In an SDK integration, the host app will implement the logic of retrieving and refreshing the token from the (integrator created) “Integration Server”, and be responsible for providing this token to the Sensibill SDK on-demand via the TokenProvider interface. For more information about Integration Server, see the Sensibill API Authentication
page.
The SDK will request a token from the TokenProvider when:
- The SDK is starting
- The previous token has expired
- The previous token is invalid
The Android and iOS SDKs will request user access tokens using the TokenProvider that was passed to the SDK during initialization.
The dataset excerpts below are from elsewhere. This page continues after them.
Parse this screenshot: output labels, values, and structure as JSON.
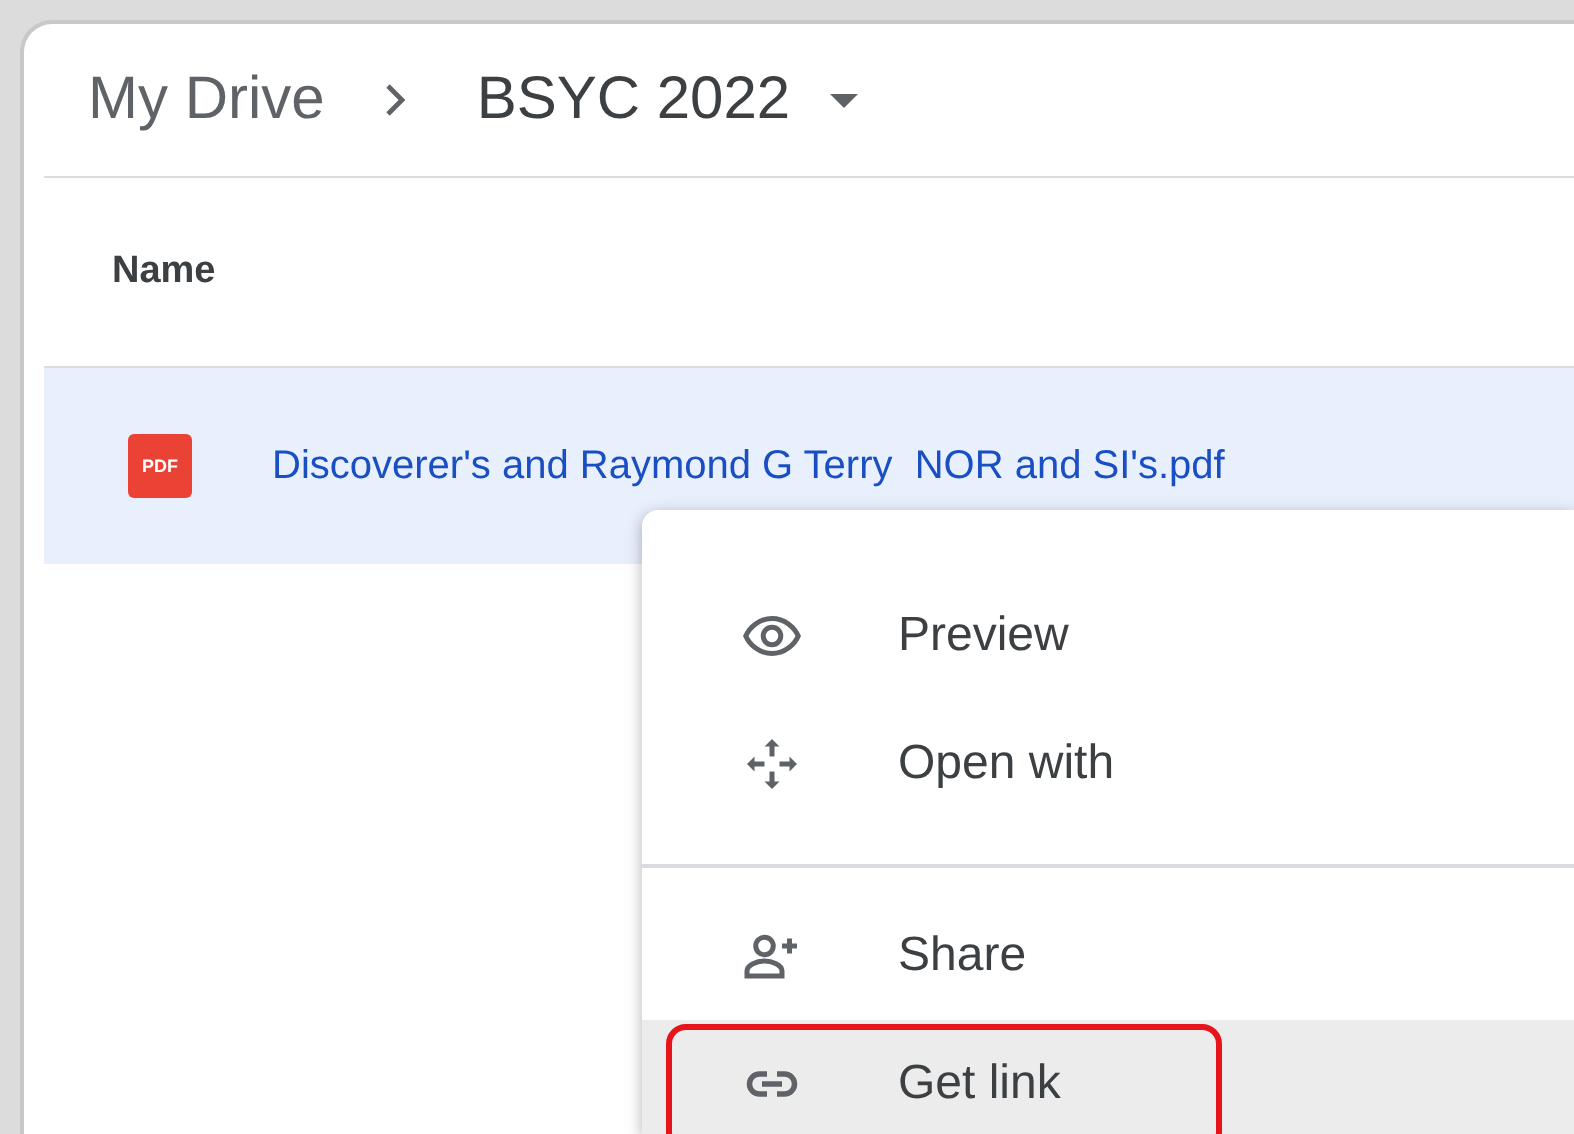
{
  "breadcrumb": [
    {
      "label": "My Drive",
      "current": false
    },
    {
      "label": "BSYC 2022",
      "current": true
    }
  ],
  "table": {
    "columns": [
      "Name"
    ],
    "rows": [
      {
        "name": "Discoverer's and Raymond G Terry  NOR and SI's.pdf",
        "file_type": "PDF",
        "selected": true
      }
    ]
  },
  "context_menu": {
    "items": [
      {
        "label": "Preview",
        "selected": false,
        "annotated": false,
        "divider_before": false
      },
      {
        "label": "Open with",
        "selected": false,
        "annotated": false,
        "divider_before": false
      },
      {
        "label": "Share",
        "selected": false,
        "annotated": false,
        "divider_before": true
      },
      {
        "label": "Get link",
        "selected": true,
        "annotated": true,
        "divider_before": false
      }
    ]
  }
}
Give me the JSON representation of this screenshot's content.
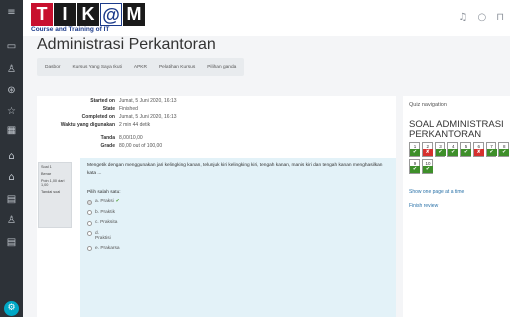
{
  "sidebar": {
    "icons": [
      "menu-icon",
      "dashboard-icon",
      "participants-icon",
      "badges-icon",
      "competencies-icon",
      "grades-icon",
      "site-home-icon",
      "calendar-icon",
      "files-icon",
      "course-icon",
      "user-icon"
    ],
    "glyphs": [
      "≡",
      "▭",
      "♙",
      "⊛",
      "☆",
      "▦",
      "⌂",
      "⌂",
      "▤",
      "♙",
      "▤"
    ],
    "bottom_glyph": "⚙"
  },
  "header": {
    "logo_letters": [
      "T",
      "I",
      "K",
      "@",
      "M"
    ],
    "logo_tagline": "Course and Training of IT",
    "bell_glyph": "♫",
    "chat_glyph": "○",
    "user_glyph": "⊓"
  },
  "page": {
    "title": "Administrasi Perkantoran",
    "breadcrumbs": [
      "Dasbor",
      "Kursus Yang Saya Ikuti",
      "APKR",
      "Pelatihan Kursus",
      "Pilihan ganda"
    ]
  },
  "summary": [
    {
      "label": "Started on",
      "value": "Jumat, 5 Juni 2020, 16:13"
    },
    {
      "label": "State",
      "value": "Finished"
    },
    {
      "label": "Completed on",
      "value": "Jumat, 5 Juni 2020, 16:13"
    },
    {
      "label": "Waktu yang digunakan",
      "value": "2 min 44 detik"
    },
    {
      "label": "Tanda",
      "value": "8,00/10,00"
    },
    {
      "label": "Grade",
      "value": "80,00 out of 100,00"
    }
  ],
  "question_info": {
    "number": "Soal 1",
    "status": "Benar",
    "mark": "Poin 1,00 dari 1,00",
    "flag": "Tandai soal"
  },
  "question": {
    "text": "Mengetik dengan menggunakan jari kelingking kanan, telunjuk kiri kelingking kiri, tengah kanan, manis kiri dan tengah kanan menghasilkan kata ...",
    "prompt": "Pilih salah satu:",
    "options": [
      {
        "label": "a. Praksi",
        "selected": true,
        "correct": true
      },
      {
        "label": "b. Praktik",
        "selected": false,
        "correct": false
      },
      {
        "label": "c. Praksita",
        "selected": false,
        "correct": false
      },
      {
        "label": "d. Praktisi",
        "selected": false,
        "correct": false
      },
      {
        "label": "e. Prakarsa",
        "selected": false,
        "correct": false
      }
    ],
    "tick_glyph": "✔"
  },
  "quiz_nav": {
    "title": "Quiz navigation",
    "quiz_name": "SOAL ADMINISTRASI PERKANTORAN",
    "questions": [
      {
        "num": "1",
        "correct": true
      },
      {
        "num": "2",
        "correct": false
      },
      {
        "num": "3",
        "correct": true
      },
      {
        "num": "4",
        "correct": true
      },
      {
        "num": "5",
        "correct": true
      },
      {
        "num": "6",
        "correct": false
      },
      {
        "num": "7",
        "correct": true
      },
      {
        "num": "8",
        "correct": true
      },
      {
        "num": "9",
        "correct": true
      },
      {
        "num": "10",
        "correct": true
      }
    ],
    "ok_glyph": "✔",
    "bad_glyph": "✘",
    "show_one_page": "Show one page at a time",
    "finish_review": "Finish review"
  }
}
The SDK will call an asynchronous function TokenProvider.provideTokenReplacement() when a new token is required. The TokenProvider should be designed to retrieve a new token on demand, when the provideTokenReplacement() function is called. It doesn’t need to cache the token, or ensure token validity at all times. See a language-specific section below for more information on how a TokenProvider should be implemented.
Important
- The token provided is used for communication with the Sensibill API and will be used to access a user-specific data.
- Each token is tied to a particular user, therefore it is important to ensure the token provided is always for the intended user.
- Reusing tokens across users will result in information for the wrong user being displayed in your integration.
- Avoid caching tokens inside your
TokenProviderimplementation. The SDK already caches provided tokens and will only request a new token if the cached token is no longer valid.